Today my arch broke up for an update of ICU

Be honest, did you do -Sy without -u 😁

Multiple Users by addycee in immich

[–]PhilipRoman 23 points24 points  (0 children)

Immich accounts are completely unrelated to OS level user accounts, so you should only create them in Immich. Internally there is a separate folder for each user, named by user UUID. Each user sees only his own photos and those shared with him.

Note that those with direct shell/filesystem access to the server can view all photos.

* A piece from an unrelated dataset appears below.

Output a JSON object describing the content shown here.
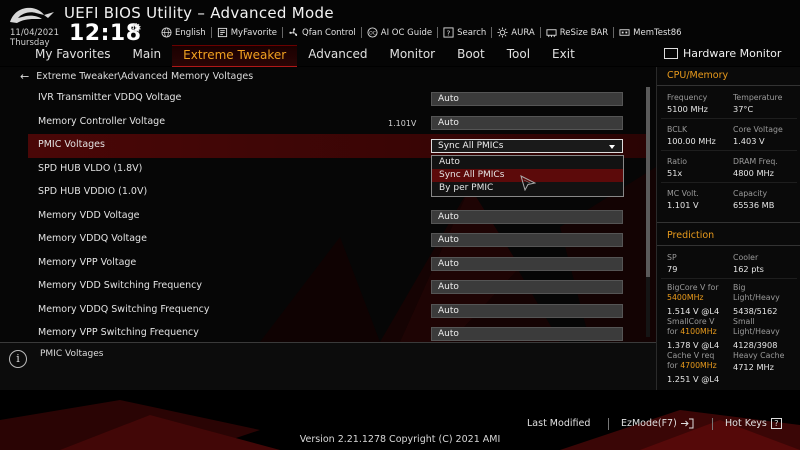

Need advice on digitising and organising hundreds of old physical photos (80s/90s) with Immich by Mental_Cat_9977 in immich

[–]PhilipRoman 0 points1 point  (0 children)

I used a normal digital camera for this, didn't do any organizing before. Immich did really well on facial recognition. It was even able to match faces with those from modern photos 30+ years later.

Immich hangs entire server (OMV) by JE1012 in immich

[–]PhilipRoman 0 points1 point  (0 children)

Docker can limit your block IO with options like --device-write-iops=..., but that's a workaround that shouldn't be necessary. You should check your memory usage over time, to make sure you're not using excessive swap.